Письмоводитель слегка кашлянул себе в руку.
- Одна, по ревности, весь свадебный поезд было выжгла, тремя колами дверь приперла... мужики топорами уж простенок выломали и повыскакали, проговорил он.
- Самих бы разбойников эдаких на огонь!.. Самих бы! - говорил отец, и глаза его, ни на чем уже не останавливаясь, продолжали бегать из стороны в сторону.
Исправник захохотал полным смехом.
- На огонь?.. В подозренье только оставили! - воскликнул он, устремляя на отца насмешливый взгляд. - У нас вор и разбойник запирайся только всегда прав будет! - прибавил он и глотнул, как устрицу, огромную галушку.
- Уездный суд еще на нас представление делал, - заметил по-прежнему скромно, но с ядовитой улыбкой письмоводитель, - зачем мы поезжан под присягой спрашивали: они, говорит, лица, к делу прикосновенные.
Отец несколько раз повернулся на стуле.
- По Кузьмищеву лучше было! - подхватил исправник и в видах, вероятно, вящего внушения взял уж его за борт сюртука. - Есть там Николая Гаврилыча Кабанцова мужичонки - плут и мошенник народишко... приступили они к нему, дай он им лесу. Тот говорит: погодите, у вас избы еще не пристоялись... они взяли спокойнейшим манером, вынесли все свои пожитки в поле, выстроили там себе шалашики, а деревню и запалили, как огнище.
Отец от волнения и гнева ничего не в состоянии был и говорить, а только глядел во все глаза.
- Приезжаю я на место, - продолжал исправник, - ну и, разумеется, сейчас же все и сознались... Николай Гаврилыч прискакал ко мне, как сумасшедший. "Батюшка, - говорит, - пощади; ведь я лишаюсь пятидесяти душ, все на каторгу идут". Так и покрыли разбойников - показали, что деревня от власти божией сгорела.
- Что же, и наша женщина созналась? - спросила матушка, каждую минуту трепетавшая за отца и желавшая на что-нибудь только да переменить разговор.
- Как же-с, совершенно во всем как есть, - отвечал ей исправник с заметной любезностью.
- И муж с ней участвовал?
- Совершенно-с! И труту ей приготовил, и лучины нащепал, и стражем стоял, чтобы кто не подсмотрел их деяний.
- Но что же за причина? - спросила матушка.
- Причина!.. - произнес отец и начал растирать себе грудь рукою.
Исправник пожал плечами.
- Спросим ужо об этом... порасспросим, - отвечал он.

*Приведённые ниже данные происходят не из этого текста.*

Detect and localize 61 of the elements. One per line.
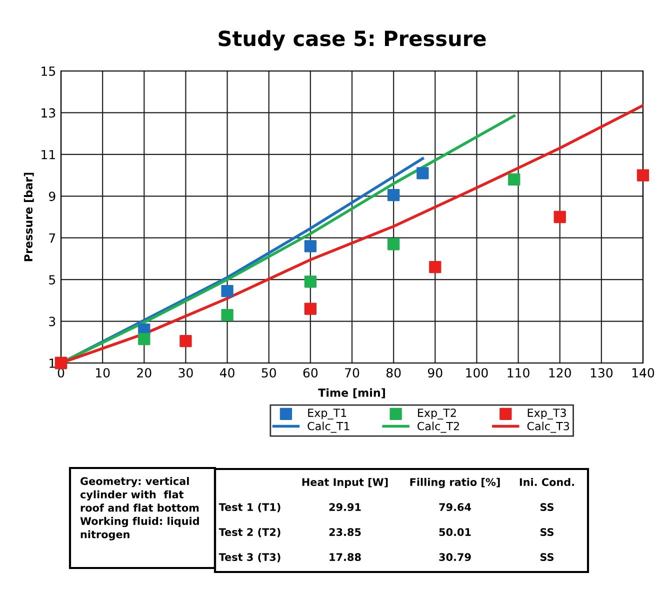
x-tick-label: 120: [549, 368, 571, 378]
x-tick-label: 140: [632, 368, 654, 378]
text: 17.88: [330, 553, 361, 562]
point: [416, 167, 429, 180]
text: Test 3 (T3): [218, 552, 280, 562]
legend-label: Calc_T1: [308, 422, 350, 433]
text: Test 2 (T2): [218, 528, 280, 538]
point: [180, 335, 192, 348]
x-tick-label: 30: [178, 368, 193, 378]
text: Heat Input [W]: [302, 478, 388, 488]
x-axis-title: Time [min]: [318, 388, 385, 398]
text: SS: [540, 503, 554, 512]
point: [554, 210, 566, 224]
text: Test 1 (T1): [218, 502, 280, 512]
y-tick-label: 15: [42, 66, 56, 76]
text: SS: [540, 528, 554, 536]
text: Geometry: vertical cylinder with flat roof and flat bottom Working fluid: liquid nitrogen: [80, 477, 199, 540]
text: 29.91: [329, 503, 361, 512]
legend-label: Exp_T2: [418, 408, 456, 420]
legend-label: Exp_T3: [528, 408, 566, 420]
x-tick-label: 130: [590, 368, 613, 378]
text: SS: [540, 553, 554, 562]
x-tick-label: 70: [345, 368, 360, 378]
legend-label: Exp_T1: [308, 408, 346, 420]
text: Ini. Cond.: [520, 478, 574, 486]
y-axis-title: Pressure [bar]: [24, 172, 34, 262]
x-tick-label: 50: [262, 368, 276, 378]
point: [508, 173, 520, 186]
y-tick-label: 7: [49, 233, 56, 243]
text: Filling ratio [%]: [410, 478, 500, 488]
point: [221, 308, 234, 322]
point: [636, 169, 650, 182]
point: [138, 332, 150, 346]
point: [387, 238, 400, 250]
y-tick-label: 5: [49, 275, 56, 284]
point: [429, 260, 442, 274]
x-tick-label: 60: [303, 368, 318, 378]
x-tick-label: 10: [96, 368, 110, 378]
point: [304, 302, 317, 315]
x-tick-label: 80: [386, 368, 401, 378]
text: 79.64: [439, 503, 471, 512]
y-tick-label: 9: [48, 192, 56, 202]
x-tick-label: 40: [220, 368, 234, 378]
legend-label: Calc_T2: [418, 422, 459, 433]
point: [304, 240, 317, 252]
y-tick-label: 11: [42, 150, 55, 160]
point: [387, 189, 400, 202]
point: [304, 276, 317, 288]
y-tick-label: 13: [42, 108, 56, 118]
text: 23.85: [329, 528, 361, 536]
legend-label: Calc_T3: [527, 422, 570, 433]
text: 50.01: [439, 528, 471, 536]
x-tick-label: 20: [137, 368, 152, 378]
x-tick-label: 100: [466, 368, 488, 378]
y-tick-label: 3: [49, 316, 56, 326]
chart-title: Study case 5: Pressure: [218, 30, 486, 50]
text: 30.79: [439, 553, 471, 562]
x-tick-label: 90: [428, 368, 442, 378]
x-tick-label: 110: [508, 368, 530, 378]
y-tick-label: 1: [50, 358, 55, 368]
point: [221, 284, 234, 298]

- Сам старик, говорят, тут виноват, - пробурчал больше себе под нос письмоводитель.
Отца точно кто кольнул.
- Как старик? - сказал он, кидая на приказного свирепый взгляд; но в это время встали из-за стола.
Исправник расшаркался перед матушкой, поцеловал у нее руку и отправился спать. Письмоводитель тоже пошел уснуть, но только на сеновал, где спал и кучер ихний.
Я вышел на крыльцо и уселся на нем. Ко мне подошла наша дворовая собака Лапка. Я обнял ее. "Лапушка, друг мой, что такое у нас делается?" - говорил я, целуя ее в морду. Она в ответ на это лизнула мне щеку, потом вдруг, завиляв хвостом, побежала от меня к садовой калитке, из которой выходил ее прокормитель и воспитатель по части хождения за утками, тетеревами и белками, наш старый садовник Илья Мосеич, в своем заскорблом от старости сюртуке и в сапогах, изорванных по всевозможным местам и шлепавших теперь от мокроты. Лицо Мосеич имел несколько французское - с заостренным птичьим носом, с довольно тонкими очертаниями и с небольшими клочками висевших по щекам бакенбард. Он только что сейчас возвратился с рыбной ловли, ради которой, не докладывая даже господам, на собственные свои деньги нанимал у займовских мужиков тони по четвертаку за штуку, имея в этом случае в виду, что прорвало пятьковскую мельницу, - и действительно: в три раза было вытащено четыре пуда щук, которые он уже своими руками выпотрошил и посолил на погребе, а в Филиппов пост и объявит матушке, что у него рыбы есть и чтобы она не беспокоилась. Теперь он шел за грибами, и тоже больше для господского продовольствия. Я стал просить его взять меня с собой. Илья Мосеич насмешливо посмотрел на меня.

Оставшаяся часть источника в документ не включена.